クビになった聖女ですが、嫁ぎ先で真の力が目覚めたので第二の人生は幸せです なぜか辺境竜騎士様の溺愛が止まらないのですが!
「だがな、神殿はあの状況だ。協力するとは思えないだろう?」

「でしょうね。陛下がいくら命じても、どこかでそれが揉み消されそうな気がします。ですからまずは、神殿の協力を得たいと思うのであれば、腐りきった膿を出し切るしかありませんね。しかもあの状況が陛下の耳にも届いていなかった。となれば、大臣たちが絡んでいる可能性も高いわけです」

「神殿と大臣が繋がっていると?」

「そもそも、レーニス様の最初の嫁ぎ先候補となった禿エロ親父、ではなくパエーズ卿ですが、あれだって元は財務大臣を務めていた禿エロ親父です」
 二回、言った。

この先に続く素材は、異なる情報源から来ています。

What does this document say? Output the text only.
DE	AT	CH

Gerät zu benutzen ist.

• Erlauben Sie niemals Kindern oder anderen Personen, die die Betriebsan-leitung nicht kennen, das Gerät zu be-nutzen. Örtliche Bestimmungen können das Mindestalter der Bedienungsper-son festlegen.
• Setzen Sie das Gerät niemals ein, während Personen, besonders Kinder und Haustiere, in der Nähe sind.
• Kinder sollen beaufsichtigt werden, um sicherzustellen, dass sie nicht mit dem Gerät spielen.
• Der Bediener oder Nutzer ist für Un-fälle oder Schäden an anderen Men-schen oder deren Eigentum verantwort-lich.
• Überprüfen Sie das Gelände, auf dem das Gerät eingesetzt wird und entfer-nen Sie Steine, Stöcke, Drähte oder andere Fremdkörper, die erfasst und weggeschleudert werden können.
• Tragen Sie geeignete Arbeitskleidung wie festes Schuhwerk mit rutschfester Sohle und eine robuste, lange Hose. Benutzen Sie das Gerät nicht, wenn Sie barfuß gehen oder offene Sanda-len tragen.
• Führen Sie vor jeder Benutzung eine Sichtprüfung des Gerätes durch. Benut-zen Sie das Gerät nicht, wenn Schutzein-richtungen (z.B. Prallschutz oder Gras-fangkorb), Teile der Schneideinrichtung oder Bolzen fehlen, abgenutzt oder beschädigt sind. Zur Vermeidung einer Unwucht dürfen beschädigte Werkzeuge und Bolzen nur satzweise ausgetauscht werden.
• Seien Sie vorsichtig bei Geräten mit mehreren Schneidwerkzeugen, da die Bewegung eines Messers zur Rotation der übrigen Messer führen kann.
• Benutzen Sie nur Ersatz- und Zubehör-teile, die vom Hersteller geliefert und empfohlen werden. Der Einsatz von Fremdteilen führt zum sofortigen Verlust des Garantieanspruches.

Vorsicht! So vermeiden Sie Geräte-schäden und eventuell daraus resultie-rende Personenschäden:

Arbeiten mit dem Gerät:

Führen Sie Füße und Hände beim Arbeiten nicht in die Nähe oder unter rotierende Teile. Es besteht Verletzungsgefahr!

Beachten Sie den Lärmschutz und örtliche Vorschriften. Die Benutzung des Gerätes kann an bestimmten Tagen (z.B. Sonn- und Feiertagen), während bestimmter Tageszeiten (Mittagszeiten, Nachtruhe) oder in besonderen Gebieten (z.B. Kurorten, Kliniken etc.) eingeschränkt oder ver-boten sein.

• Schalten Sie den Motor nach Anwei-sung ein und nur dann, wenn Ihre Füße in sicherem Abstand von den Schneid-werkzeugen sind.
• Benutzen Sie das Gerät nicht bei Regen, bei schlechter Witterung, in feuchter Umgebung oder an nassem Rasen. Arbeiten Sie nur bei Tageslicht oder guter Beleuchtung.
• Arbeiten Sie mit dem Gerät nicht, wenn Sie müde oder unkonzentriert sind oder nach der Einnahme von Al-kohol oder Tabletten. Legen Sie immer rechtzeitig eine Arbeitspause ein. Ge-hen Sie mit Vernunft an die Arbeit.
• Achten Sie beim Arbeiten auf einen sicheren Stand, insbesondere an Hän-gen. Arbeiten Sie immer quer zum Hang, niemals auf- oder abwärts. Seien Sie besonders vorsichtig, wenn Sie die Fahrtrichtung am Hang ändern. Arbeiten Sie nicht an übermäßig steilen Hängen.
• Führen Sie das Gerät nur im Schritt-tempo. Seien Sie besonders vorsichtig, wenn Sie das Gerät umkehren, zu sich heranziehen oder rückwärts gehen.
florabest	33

よっぽど大事なことだったのだろう。
「聖女になることのできなかった聖女候補たちですが。彼女たちの嫁ぎ先の多くは、そういった大臣や元大臣の伝手がありました。まあ、全部が全部ということではありませんが。そうですね。見目が良くて、経済的な支援のない家柄出身の聖女候補、と言えばわかりやすいかもしれませんね」
 ティメルの言う聖女候補には心当たりがある。いや、むしろレーニスがそれに合致する。